「とにかく明日は最高の試合と最高の結果を得られるように。日本サッカーの歴史に黄金の1ページを刻む意気込みで、必ず勝ちたいと思っています」

 36歳の大ベテラン・長友佑都が4日の前日会見で強い目力で毅然と語ったように、5日のFIFAワールドカップカタール2022ラウンド16のクロアチア戦は、森保ジャパンにとっても、彼自身にとっても、集大成となる大一番に他ならない。

 日本は98年フランスW杯に初参戦して以来、02年日韓、10年南アフリカ、18年ロシアと3度、グループリーグを勝ち上がりながら、8強の壁に跳ね返されてきた。

 このうち2回を長友はピッチ上で経験している“生き証人”だ。南ア大会パラグアイ戦でのPK戦敗退、ロシア大会ベルギー戦でラスト14秒の高速カウンターに屈した“ロストフの悲劇”は、今も鮮明な記憶として残っているという。

「ベルギー戦のことは忘れたことはないし、ふとした瞬間に最後のカウンターのことが頭をよぎります。夢にも出てきてますし、あの光景が常に脳裏に浮かび上がった状態でした。だからこそ、毎日の厳しいトレーニングも頑張れたし、批判がある中で『必ず見返すんだ』っていう強い気持ちでやってこれた。全てが原動力になっていると思います」と本人もしみじみと語っていた。

 それほどまでに8強の重みは格別だ。36歳という年齢、中山雄太や伊藤洋輝といった20代の面々が成長していることを考えると、大舞台にチャレンジできるのは今回が最後かもしれない。ここで悲願を達成しなければ、本人も絶対に納得いかないはず。自身のサッカー人生に悔恨を残さないためにも、次の一戦は勝利を手にするしかない。
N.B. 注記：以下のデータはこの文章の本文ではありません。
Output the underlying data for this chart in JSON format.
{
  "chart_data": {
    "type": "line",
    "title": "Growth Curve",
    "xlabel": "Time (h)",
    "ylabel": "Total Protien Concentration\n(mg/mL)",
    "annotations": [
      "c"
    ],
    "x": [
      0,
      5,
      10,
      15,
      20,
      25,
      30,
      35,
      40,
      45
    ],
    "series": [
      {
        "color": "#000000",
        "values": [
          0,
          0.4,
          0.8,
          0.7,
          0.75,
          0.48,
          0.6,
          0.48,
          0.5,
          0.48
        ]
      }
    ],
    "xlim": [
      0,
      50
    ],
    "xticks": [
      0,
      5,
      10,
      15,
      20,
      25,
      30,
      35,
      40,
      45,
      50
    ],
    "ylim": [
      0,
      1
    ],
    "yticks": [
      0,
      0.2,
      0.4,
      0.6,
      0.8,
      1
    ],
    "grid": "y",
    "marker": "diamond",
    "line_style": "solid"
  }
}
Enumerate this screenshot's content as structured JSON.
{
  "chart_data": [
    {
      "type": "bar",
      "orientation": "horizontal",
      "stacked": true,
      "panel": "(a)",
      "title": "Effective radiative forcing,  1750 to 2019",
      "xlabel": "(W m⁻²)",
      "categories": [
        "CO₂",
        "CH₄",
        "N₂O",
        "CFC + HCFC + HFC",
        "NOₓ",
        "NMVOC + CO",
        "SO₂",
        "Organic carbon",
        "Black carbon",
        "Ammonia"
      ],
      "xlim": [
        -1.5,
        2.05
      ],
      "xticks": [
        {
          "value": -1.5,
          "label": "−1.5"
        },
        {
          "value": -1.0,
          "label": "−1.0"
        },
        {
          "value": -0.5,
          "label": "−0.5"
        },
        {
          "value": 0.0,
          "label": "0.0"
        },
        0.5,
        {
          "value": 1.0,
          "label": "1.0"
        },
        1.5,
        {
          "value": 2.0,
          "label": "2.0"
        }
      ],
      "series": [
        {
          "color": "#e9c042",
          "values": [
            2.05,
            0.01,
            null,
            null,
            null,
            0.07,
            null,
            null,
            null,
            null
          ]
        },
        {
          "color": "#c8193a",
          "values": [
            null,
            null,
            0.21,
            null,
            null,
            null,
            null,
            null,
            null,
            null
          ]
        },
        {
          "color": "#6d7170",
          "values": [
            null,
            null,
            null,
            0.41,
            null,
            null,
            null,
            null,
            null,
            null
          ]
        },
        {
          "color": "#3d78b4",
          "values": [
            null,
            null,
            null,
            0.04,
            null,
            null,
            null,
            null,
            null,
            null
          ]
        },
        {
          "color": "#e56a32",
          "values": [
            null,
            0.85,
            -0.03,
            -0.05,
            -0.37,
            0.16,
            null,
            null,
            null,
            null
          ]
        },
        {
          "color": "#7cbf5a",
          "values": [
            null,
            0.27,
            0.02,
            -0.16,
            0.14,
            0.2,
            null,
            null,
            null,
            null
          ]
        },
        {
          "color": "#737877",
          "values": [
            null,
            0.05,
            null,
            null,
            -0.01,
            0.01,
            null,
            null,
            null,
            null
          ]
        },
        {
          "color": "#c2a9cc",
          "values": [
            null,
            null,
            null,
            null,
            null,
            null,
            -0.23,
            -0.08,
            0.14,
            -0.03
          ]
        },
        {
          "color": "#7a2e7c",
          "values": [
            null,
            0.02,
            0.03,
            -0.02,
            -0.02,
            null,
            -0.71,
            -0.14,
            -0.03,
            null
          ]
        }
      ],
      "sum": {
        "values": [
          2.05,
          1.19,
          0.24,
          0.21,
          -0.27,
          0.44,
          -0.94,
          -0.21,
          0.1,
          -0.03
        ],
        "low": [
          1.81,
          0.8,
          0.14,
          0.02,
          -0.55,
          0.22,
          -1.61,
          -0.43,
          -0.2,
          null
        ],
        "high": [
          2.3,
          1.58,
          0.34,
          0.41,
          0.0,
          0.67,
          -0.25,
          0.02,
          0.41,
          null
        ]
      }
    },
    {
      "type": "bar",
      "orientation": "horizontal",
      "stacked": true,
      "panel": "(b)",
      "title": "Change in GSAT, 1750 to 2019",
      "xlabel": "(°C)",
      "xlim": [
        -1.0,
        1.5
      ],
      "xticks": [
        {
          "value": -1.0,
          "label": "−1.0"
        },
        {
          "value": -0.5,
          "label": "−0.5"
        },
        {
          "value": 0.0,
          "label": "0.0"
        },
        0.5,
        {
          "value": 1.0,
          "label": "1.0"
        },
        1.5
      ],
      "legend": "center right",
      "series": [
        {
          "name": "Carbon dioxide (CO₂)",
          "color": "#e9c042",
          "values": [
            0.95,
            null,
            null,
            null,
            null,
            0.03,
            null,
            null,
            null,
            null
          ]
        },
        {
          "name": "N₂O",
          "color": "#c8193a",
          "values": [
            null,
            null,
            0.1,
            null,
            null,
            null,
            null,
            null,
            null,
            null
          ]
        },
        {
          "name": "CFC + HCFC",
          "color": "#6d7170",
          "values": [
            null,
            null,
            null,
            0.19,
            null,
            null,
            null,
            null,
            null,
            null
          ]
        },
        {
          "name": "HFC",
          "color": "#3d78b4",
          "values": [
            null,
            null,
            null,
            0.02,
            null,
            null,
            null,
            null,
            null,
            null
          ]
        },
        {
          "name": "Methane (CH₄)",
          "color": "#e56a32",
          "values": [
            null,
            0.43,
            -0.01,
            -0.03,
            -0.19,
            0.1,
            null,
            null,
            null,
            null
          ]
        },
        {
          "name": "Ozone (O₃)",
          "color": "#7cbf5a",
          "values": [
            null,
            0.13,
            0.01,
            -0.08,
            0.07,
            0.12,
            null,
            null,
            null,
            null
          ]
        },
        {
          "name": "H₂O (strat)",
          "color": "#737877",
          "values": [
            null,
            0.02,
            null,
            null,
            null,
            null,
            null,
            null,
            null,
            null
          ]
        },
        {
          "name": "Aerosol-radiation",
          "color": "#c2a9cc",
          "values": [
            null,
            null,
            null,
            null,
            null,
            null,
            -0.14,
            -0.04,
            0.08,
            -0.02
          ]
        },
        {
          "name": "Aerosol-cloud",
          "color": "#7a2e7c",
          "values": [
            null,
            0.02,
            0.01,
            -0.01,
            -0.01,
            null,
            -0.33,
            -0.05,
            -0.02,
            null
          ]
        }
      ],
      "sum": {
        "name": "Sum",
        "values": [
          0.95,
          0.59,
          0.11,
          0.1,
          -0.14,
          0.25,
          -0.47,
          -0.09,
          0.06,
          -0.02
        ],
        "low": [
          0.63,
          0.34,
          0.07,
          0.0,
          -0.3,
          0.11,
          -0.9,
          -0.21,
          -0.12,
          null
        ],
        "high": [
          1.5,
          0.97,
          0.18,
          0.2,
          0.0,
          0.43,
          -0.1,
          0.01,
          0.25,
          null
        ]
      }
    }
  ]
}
 森保ジャパン発足後の道のりは紆余曲折の連続だった。最終予選で中山との交代が続いて衰えを指摘されたり、不要論が渦巻いたこともあったが、長友は決してめげることはなかった。今大会もフィールド最年長ながら、開幕前にヘアスタイルを金髪に変え、ドイツ戦に向けて赤髪へとブラッシュアップ。歴史的勝利の後は「ブラボー」と大声で叫ぶなど、ある意味、道化になってチームを盛り上げようとしているのも、8強という前人未到の地に足を踏み入れるため。その思いは森保監督よりも切実かもしれない。

「壁を破るために必要なこと? 『コラッジョ』、勇気かなと思ってます。侍が戦いに行く前に自分の武器を磨いたり、技術を磨いて、いざ戦いになった時、敵を前にビビっていたらそれは使い物にならなくなる。サッカーも同じで、もちろん戦術、技術も大事ですけど、ビビってしまったらそれは絶対に生かせない。4年間、積み上げた戦術や技術を生かすべく、一番大事になるのがコラッジョ。勇敢に戦う日本人の魂を世界中に見せたいと思っています」

 ギラギラと燃えに燃えている長友にクロアチア戦で託されるタスクは、左サイドで敵を完封し、攻撃の起点になることだ。

 クロアチアのグループ3試合を見ると、主に右FWを担っているのはアンドレイ・クラマリッチ。ただ、中に絞ることも多く、空いたスペースにルカ・モドリッチ、マルセロ・ブロゾヴィッチが流れてくる。右サイドバックのヨシプ・ユラノヴィッチも状況に応じて上がってくるため、長友は臨機応変にポジションを取りつつ、周囲とマークを受け渡しながら、敵の攻撃を防がなければならないのだ。

 いずれも能力の高い面々だけに、日本としては混乱に陥らないような意思統一と高度な集中力が求められる。そこに関しては、日本人離れしたコーチング力とコミュニケーション力を誇る長友に託される部分が少なくない。そのうえで、武器である対人守備の強さと研ぎ澄まされた判断力を遺憾なく発揮すること。それが日本勝利の大きなカギになるはずだ。

「僕は2008年から代表で約15年間プレーさせてもらってますけど、このチームは歴代最強。自分が見てきた中で最強のチームだなと自信と誇りを持って言えるチームに育ったとも思います。明日は必ずクロアチアを破って新しい景色を見たい。そしてまた大きな声で『ブラボー』と叫びたいと思っています」

 長友の発信する「ブラボー」が来年の流行語大賞の候補になるという話までまことしやかに流れているが、ここで史上最高の成績を残せば、それも現実になる可能性が高い。

 彼の国際Aマッチ142試合目となるクロアチア戦が、歓喜と興奮、希望に満ちたものになることを心から祈りたい。